Our wounded inner child
Please, for those who at this moment believe that his/her parents, siblings, grandparents, teachers are guilty; I’m only asking you to consider that probably they too lived this histories and may also have “really wounded inner childs”, with hard childhoods. So blaming them has not much use, it keeps us in what we already know.
Then, how can we have a good childhood if we already are adults? How can we give ourselves a good childhood if we missed one? The answer is simple: treating that child, who is still inside us, in the way we would have liked to be treated. The big problem is that we end up being our own executioners, because that’s what we learned and used to survive.
So today, as an adult, I disqualify myself in the same way I was disqualified when I was a kid if I didn’t finish my soup on time. I call myself “dumb” in the same way I was called when I broke a glass. I go over my fears and laugh before everyone to be liked and survive at work. I demand myself in the same way I lived it as a child, and I never consider myself enough, as I didn’t felt enough as a child.
That is to say, I treat myself in the same way I DIDN’t like to be treated. In this way I repeat the unhappy or unsatisfactory childhood I had.
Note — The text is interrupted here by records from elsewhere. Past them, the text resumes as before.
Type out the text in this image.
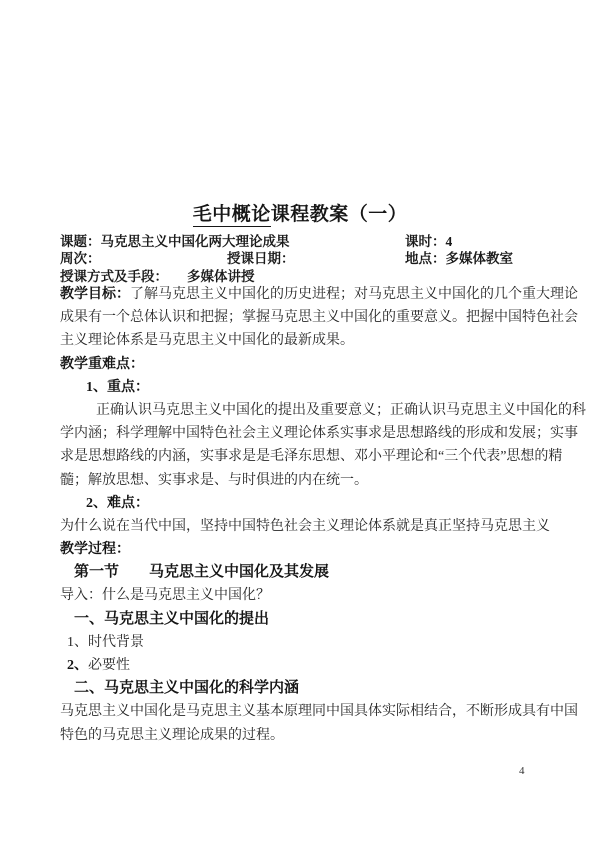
毛中概论课程教案（一）
课题：马克思主义中国化两大理论成果	课时：4
周次：	授课日期：	地点：多媒体教室
授课方式及手段： 多媒体讲授
教学目标：了解马克思主义中国化的历史进程；对马克思主义中国化的几个重大理论
成果有一个总体认识和把握；掌握马克思主义中国化的重要意义。把握中国特色社会
主义理论体系是马克思主义中国化的最新成果。
教学重难点：
1、重点：
正确认识马克思主义中国化的提出及重要意义；正确认识马克思主义中国化的科
学内涵；科学理解中国特色社会主义理论体系实事求是思想路线的形成和发展；实事
求是思想路线的内涵，实事求是是毛泽东思想、邓小平理论和“三个代表”思想的精
髓；解放思想、实事求是、与时俱进的内在统一。
2、难点：
为什么说在当代中国，坚持中国特色社会主义理论体系就是真正坚持马克思主义
教学过程：
第一节　　马克思主义中国化及其发展
导入：什么是马克思主义中国化？
一、马克思主义中国化的提出
1、时代背景
2、必要性
二、马克思主义中国化的科学内涵
马克思主义中国化是马克思主义基本原理同中国具体实际相结合，不断形成具有中国
特色的马克思主义理论成果的过程。
4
How to live, as an adult, a happy childhood
Is there something different I can do? Is it possible to go back in time? Can I repeat my childhood? Can I have a happy childhood?
Yes, we can do something different. We can’t go back in time. We can’t repeat our childhood. And we can give ourselves a happy childhood today, which means, treating ourselves in helplessness situations in the way we would have liked to be treated but we weren’t. This means stop seeing ourselves with the inadequacy eyes we were seen, and begin to look ourselves with enoughness eyes.
If I learned to go over my needs, then try to listen to them, and ask that inner child: what does he/she needs? What would he/she would have liked was listened?
If I was looked with ‘“you never are perfect enough” eyes, maybe it’s time to laugh at my imperfections, of valuing my effort, of considering what is there, of asking myself if the perfection I care about so much is really that important, of giving me permission to make mistakes.
If I can’t allow myself to go to the bathroom because I have to finish my tasks before going, maybe it’s time to let them halfway and take care of my body’s needs as many times as it requires it.
When we are adults, we are the inner “father”, or “mother” of that inner child, we can give him/her a childhood as deficient as the one we had, or we can offer him/her the chance to finally live a happy childhood. It’s your choice!
And probably, after your choice, your inner child will “make a tantrum”, “stay silent”, or will start to laugh and live a happy childhood.